The recent case of Wagstaff and another v HMRC  UKFTT 043 (TC) is a reminder that a trust can be found to exist even if the word ‘trust’ is not actually used. Mrs Wagstaff sold her flat to her son and daughter-in-law, who paid an arm’s length price for it, subject to an agreement which entitled Mrs Wagstaff to live in the flat rent free for the remainder of her life. She paid £5,000 for this right. The son and daughter-in-law then decided to sell the flat. If the arrangement had created a trust they, as the taxpayers, could claim Capital Gains Tax principal residence relief in respect of Mrs Wagstaff’s occupation. HMRC contended that no trust had been created – the taxpayers became absolutely entitled to the flat and the occupational rights granted to Mrs Wagstaff under the agreement were contractual in nature only.
The First Tier Tribunal sided with the taxpayers. They looked carefully at the purpose behind the agreement, what the taxpayers, as owners, could or couldn’t do with the flat as a result of the agreement, and how the taxpayers dealt with the flat when Mrs Wagstaff was no longer able to occupy it due to a fall. They noted that the agreement was designed to create binding legal obligations on the parties and that Mrs Wagstaff would have not parted with the ownership of the flat unless her right to occupy was secure. The only way to secure this was if the intended legal relationship was that of a trust.

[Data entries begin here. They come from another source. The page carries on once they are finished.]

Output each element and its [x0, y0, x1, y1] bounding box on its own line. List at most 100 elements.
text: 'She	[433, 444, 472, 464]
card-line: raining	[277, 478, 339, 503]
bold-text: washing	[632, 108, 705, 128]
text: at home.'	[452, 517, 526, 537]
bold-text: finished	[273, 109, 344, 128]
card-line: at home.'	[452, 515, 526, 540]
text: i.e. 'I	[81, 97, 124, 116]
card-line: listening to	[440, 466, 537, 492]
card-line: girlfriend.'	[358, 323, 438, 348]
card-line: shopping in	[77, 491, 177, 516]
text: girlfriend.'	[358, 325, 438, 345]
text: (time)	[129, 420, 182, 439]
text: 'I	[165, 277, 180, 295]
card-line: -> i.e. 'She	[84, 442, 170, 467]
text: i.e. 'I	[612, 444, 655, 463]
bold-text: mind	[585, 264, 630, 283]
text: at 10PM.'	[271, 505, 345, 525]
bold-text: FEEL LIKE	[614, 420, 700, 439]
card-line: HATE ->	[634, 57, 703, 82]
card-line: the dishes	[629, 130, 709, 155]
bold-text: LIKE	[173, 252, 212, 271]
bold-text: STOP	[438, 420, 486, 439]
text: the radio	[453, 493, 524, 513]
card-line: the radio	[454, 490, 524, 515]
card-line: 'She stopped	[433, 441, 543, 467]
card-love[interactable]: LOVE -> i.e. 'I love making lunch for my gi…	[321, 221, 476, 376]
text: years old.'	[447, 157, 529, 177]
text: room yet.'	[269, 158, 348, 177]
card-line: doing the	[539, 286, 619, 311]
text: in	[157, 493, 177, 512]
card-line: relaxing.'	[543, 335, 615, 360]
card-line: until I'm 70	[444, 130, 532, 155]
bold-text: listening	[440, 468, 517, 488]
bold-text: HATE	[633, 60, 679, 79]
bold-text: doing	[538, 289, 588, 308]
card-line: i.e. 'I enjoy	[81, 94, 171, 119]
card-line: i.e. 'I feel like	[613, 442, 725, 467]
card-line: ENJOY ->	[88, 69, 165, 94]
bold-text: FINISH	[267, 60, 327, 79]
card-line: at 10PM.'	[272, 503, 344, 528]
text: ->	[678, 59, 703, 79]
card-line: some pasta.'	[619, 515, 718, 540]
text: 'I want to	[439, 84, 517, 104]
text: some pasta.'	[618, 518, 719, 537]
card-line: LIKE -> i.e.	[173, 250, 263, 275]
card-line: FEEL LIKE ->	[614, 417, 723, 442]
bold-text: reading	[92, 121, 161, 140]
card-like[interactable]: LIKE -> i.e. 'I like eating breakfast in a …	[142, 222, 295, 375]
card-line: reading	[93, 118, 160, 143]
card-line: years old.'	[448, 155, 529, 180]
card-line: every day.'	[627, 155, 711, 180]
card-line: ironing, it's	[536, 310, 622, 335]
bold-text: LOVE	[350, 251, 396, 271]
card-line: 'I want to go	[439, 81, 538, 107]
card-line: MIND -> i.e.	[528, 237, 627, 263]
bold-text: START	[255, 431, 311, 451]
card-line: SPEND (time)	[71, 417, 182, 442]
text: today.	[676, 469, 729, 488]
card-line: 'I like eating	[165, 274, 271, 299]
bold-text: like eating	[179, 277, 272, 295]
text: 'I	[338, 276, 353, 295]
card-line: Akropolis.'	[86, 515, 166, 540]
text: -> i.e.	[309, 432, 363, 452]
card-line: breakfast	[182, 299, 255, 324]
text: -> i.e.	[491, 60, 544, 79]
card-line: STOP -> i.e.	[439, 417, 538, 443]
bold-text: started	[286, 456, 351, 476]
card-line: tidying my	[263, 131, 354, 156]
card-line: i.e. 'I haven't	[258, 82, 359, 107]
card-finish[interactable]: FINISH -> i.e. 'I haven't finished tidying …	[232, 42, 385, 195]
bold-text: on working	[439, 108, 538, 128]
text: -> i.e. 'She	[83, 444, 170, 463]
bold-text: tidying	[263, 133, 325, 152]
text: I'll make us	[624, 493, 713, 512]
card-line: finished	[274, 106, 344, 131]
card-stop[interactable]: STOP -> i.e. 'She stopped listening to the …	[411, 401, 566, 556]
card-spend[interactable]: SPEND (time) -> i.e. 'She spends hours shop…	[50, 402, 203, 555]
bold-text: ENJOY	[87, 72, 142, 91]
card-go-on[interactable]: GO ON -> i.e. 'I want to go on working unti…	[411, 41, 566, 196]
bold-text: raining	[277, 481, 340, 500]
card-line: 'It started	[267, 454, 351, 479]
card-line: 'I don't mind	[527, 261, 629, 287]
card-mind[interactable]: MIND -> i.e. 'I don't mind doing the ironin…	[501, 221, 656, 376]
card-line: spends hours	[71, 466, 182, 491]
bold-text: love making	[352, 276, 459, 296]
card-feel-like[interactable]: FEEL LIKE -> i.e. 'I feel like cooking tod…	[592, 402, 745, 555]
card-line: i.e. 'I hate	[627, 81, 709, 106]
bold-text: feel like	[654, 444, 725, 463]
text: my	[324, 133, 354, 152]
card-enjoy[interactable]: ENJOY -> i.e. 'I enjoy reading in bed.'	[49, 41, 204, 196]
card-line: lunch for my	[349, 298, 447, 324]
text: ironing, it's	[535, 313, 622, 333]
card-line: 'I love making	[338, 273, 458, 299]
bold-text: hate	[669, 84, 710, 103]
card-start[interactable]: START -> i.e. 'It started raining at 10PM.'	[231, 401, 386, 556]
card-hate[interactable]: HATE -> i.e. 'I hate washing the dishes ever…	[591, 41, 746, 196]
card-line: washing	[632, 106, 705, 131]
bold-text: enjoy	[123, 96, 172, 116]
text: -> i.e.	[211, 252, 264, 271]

The First Tier Tribunal noted that ‘it is not necessary to be able to point to some specific trust language. What should be clear from all the circumstances is an intention to create “trust obligations” and this will generally be easier to do when the subject matter and objects of the supposed trust are clear’. In an ideal world, documents will make it clear when they are creating express trusts. It is desirable that they do as the taxpayers must have incurred additional expense in bringing the appeal and were put at risk on costs because the agreement was not clear. But as we do not live in an ideal world, we have to be prepared not to take matters at face value. Perhaps, when it comes to construing documents, there is room for novelty after all.